Still, Target’s Shipt online grocery delivery subsidiary continues to see swift growth, Mulligan said. Since being acquired last December, Shipt is now available in more than 250 markets — making the service accessible to nearly two-thirds of the U.S. population — and fills orders for more than 1,400 Target stores, with “a meaningful number” of those orders are delivered in less than two hours, he noted.
“While our ship-from-store capability was rolled out several years ago, it also continues to grow rapidly. For the third quarter, in which overall comparable digital sales grew an impressive 49%, our ship-from-store volume more than doubled, while other shipment modes were nearly flat. As we have said many times, the ability to ship from a nearby store is a win-win,” Mulligan explained, adding that in-store pickup also is expanding rapidly and now accounts for about 15% of Target’s digital volume. “We're also seeing strong growth in Restock, our next-day delivery service of household essentials,” he said.
Target didn’t provide earnings guidance for fiscal 2019 but affirmed its outlook for the current year.
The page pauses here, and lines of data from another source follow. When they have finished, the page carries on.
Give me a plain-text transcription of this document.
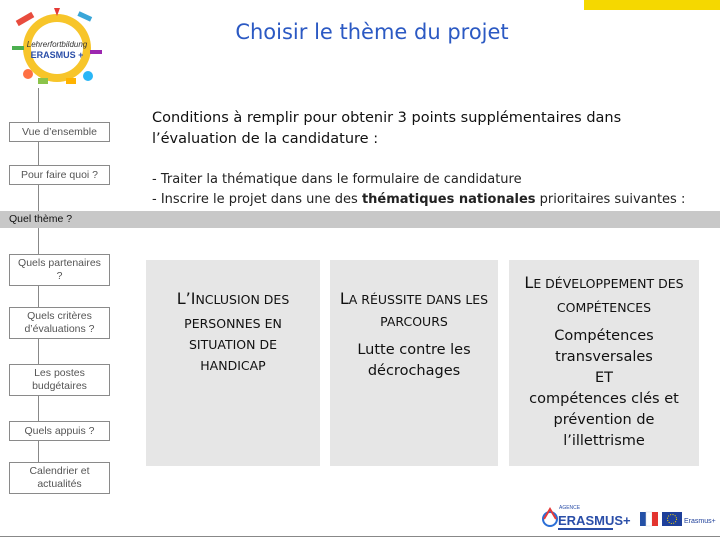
Lehrerfortbildung
ERASMUS +
Choisir le thème du projet
Vue d’ensemble
Pour faire quoi ?
Quel thème ?
Quels partenaires ?
Quels critères d’évaluations ?
Les postes budgétaires
Quels appuis ?
Calendrier et actualités
Conditions à remplir pour obtenir 3 points supplémentaires dans l’évaluation de la candidature :
- Traiter la thématique dans le formulaire de candidature
- Inscrire le projet dans une des thématiques nationales prioritaires suivantes :
L’INCLUSION DES
PERSONNES EN
SITUATION DE
HANDICAP
LA RÉUSSITE DANS LES
PARCOURS
Lutte contre les
décrochages
LE DÉVELOPPEMENT DES
COMPÉTENCES
Compétences
transversales
ET
compétences clés et
prévention de
l’illettrisme
AGENCE
ERASMUS+	Erasmus+
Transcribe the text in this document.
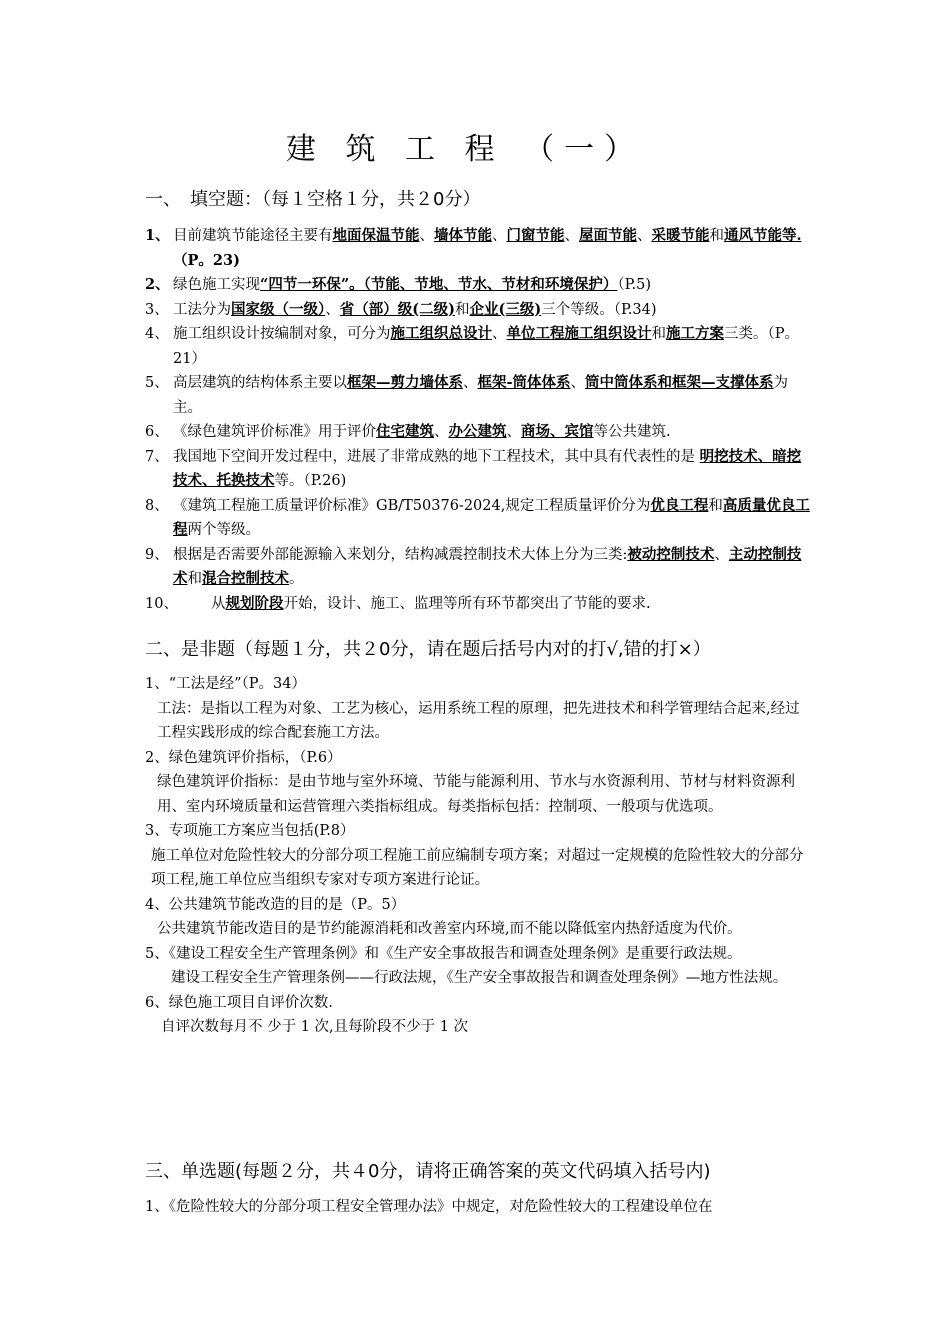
建 筑 工 程 （一）
一、　填空题：（每１空格１分，共２0分）

1、 目前建筑节能途径主要有地面保温节能、墙体节能、门窗节能、屋面节能、采暖节能和通风节能等.（P。23)

2、 绿色施工实现“四节一环保”。（节能、节地、节水、节材和环境保护）（P.5)

3、 工法分为国家级（一级）、省（部）级(二级)和企业(三级)三个等级。（P.34)

4、 施工组织设计按编制对象，可分为施工组织总设计、单位工程施工组织设计和施工方案三类。（P。21）

5、 高层建筑的结构体系主要以框架—剪力墙体系、框架-筒体体系、筒中筒体系和框架—支撑体系为主。

6、 《绿色建筑评价标准》用于评价住宅建筑、办公建筑、商场、宾馆等公共建筑.

7、 我国地下空间开发过程中，进展了非常成熟的地下工程技术，其中具有代表性的是 明挖技术、暗挖技术、托换技术等。（P.26)

8、 《建筑工程施工质量评价标准》GB/T50376-2024,规定工程质量评价分为优良工程和高质量优良工程两个等级。

9、 根据是否需要外部能源输入来划分，结构减震控制技术大体上分为三类:被动控制技术、主动控制技术和混合控制技术。

10、 从规划阶段开始，设计、施工、监理等所有环节都突出了节能的要求.

二、是非题（每题１分，共２0分，请在题后括号内对的打√,错的打×）

1、“工法是经”（P。34）

工法：是指以工程为对象、工艺为核心，运用系统工程的原理，把先进技术和科学管理结合起来,经过工程实践形成的综合配套施工方法。

2、绿色建筑评价指标，（P.6）

绿色建筑评价指标：是由节地与室外环境、节能与能源利用、节水与水资源利用、节材与材料资源利用、室内环境质量和运营管理六类指标组成。每类指标包括：控制项、一般项与优选项。

3、专项施工方案应当包括(P.8）

施工单位对危险性较大的分部分项工程施工前应编制专项方案；对超过一定规模的危险性较大的分部分项工程,施工单位应当组织专家对专项方案进行论证。

4、公共建筑节能改造的目的是（P。5）

公共建筑节能改造目的是节约能源消耗和改善室内环境,而不能以降低室内热舒适度为代价。

5、《建设工程安全生产管理条例》和《生产安全事故报告和调查处理条例》是重要行政法规。

建设工程安全生产管理条例——行政法规，《生产安全事故报告和调查处理条例》—地方性法规。

6、绿色施工项目自评价次数.

自评次数每月不 少于 1 次,且每阶段不少于 1 次

三、单选题(每题２分，共４0分，请将正确答案的英文代码填入括号内)

1、《危险性较大的分部分项工程安全管理办法》中规定，对危险性较大的工程建设单位在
For 2018, the company projects GAAP EPS of $5.41 to $5.61 and adjusted EPS of $5.30 to $5.50. Comp-store sales for the fourth-quarter, including the holiday selling season, are expected to grow about 5% year over year.
Analysts’ consensus fiscal 2018 estimate is for adjusted EPS of $5.41, with projections running from a low of $5.32 to a high of $5.51, Thomson Reuters reported.
According to Jefferies analyst Christopher Mandeville, Target’s omnichannel investments are bearing fruit, but the retailer’s EBIT growth picture remains unclear.
“Spend on in-store fulfillment capabilities/delivery offerings (Shipt, BOPUS, drive-up) continue to ramp and are resonating well with the shopper,” Mandeville said in a research note Tuesday. “However, providing such services — and promoting them and offering free two-day delivery, along with efforts to optimize store replenishment practices — are proving detrimental to near-term margins. Without management defining ‘profitable’ growth in fiscal 2019, we are left to believe that EBIT growth might not be in the cards, given the continued need to invest to remain competitive and relevant.”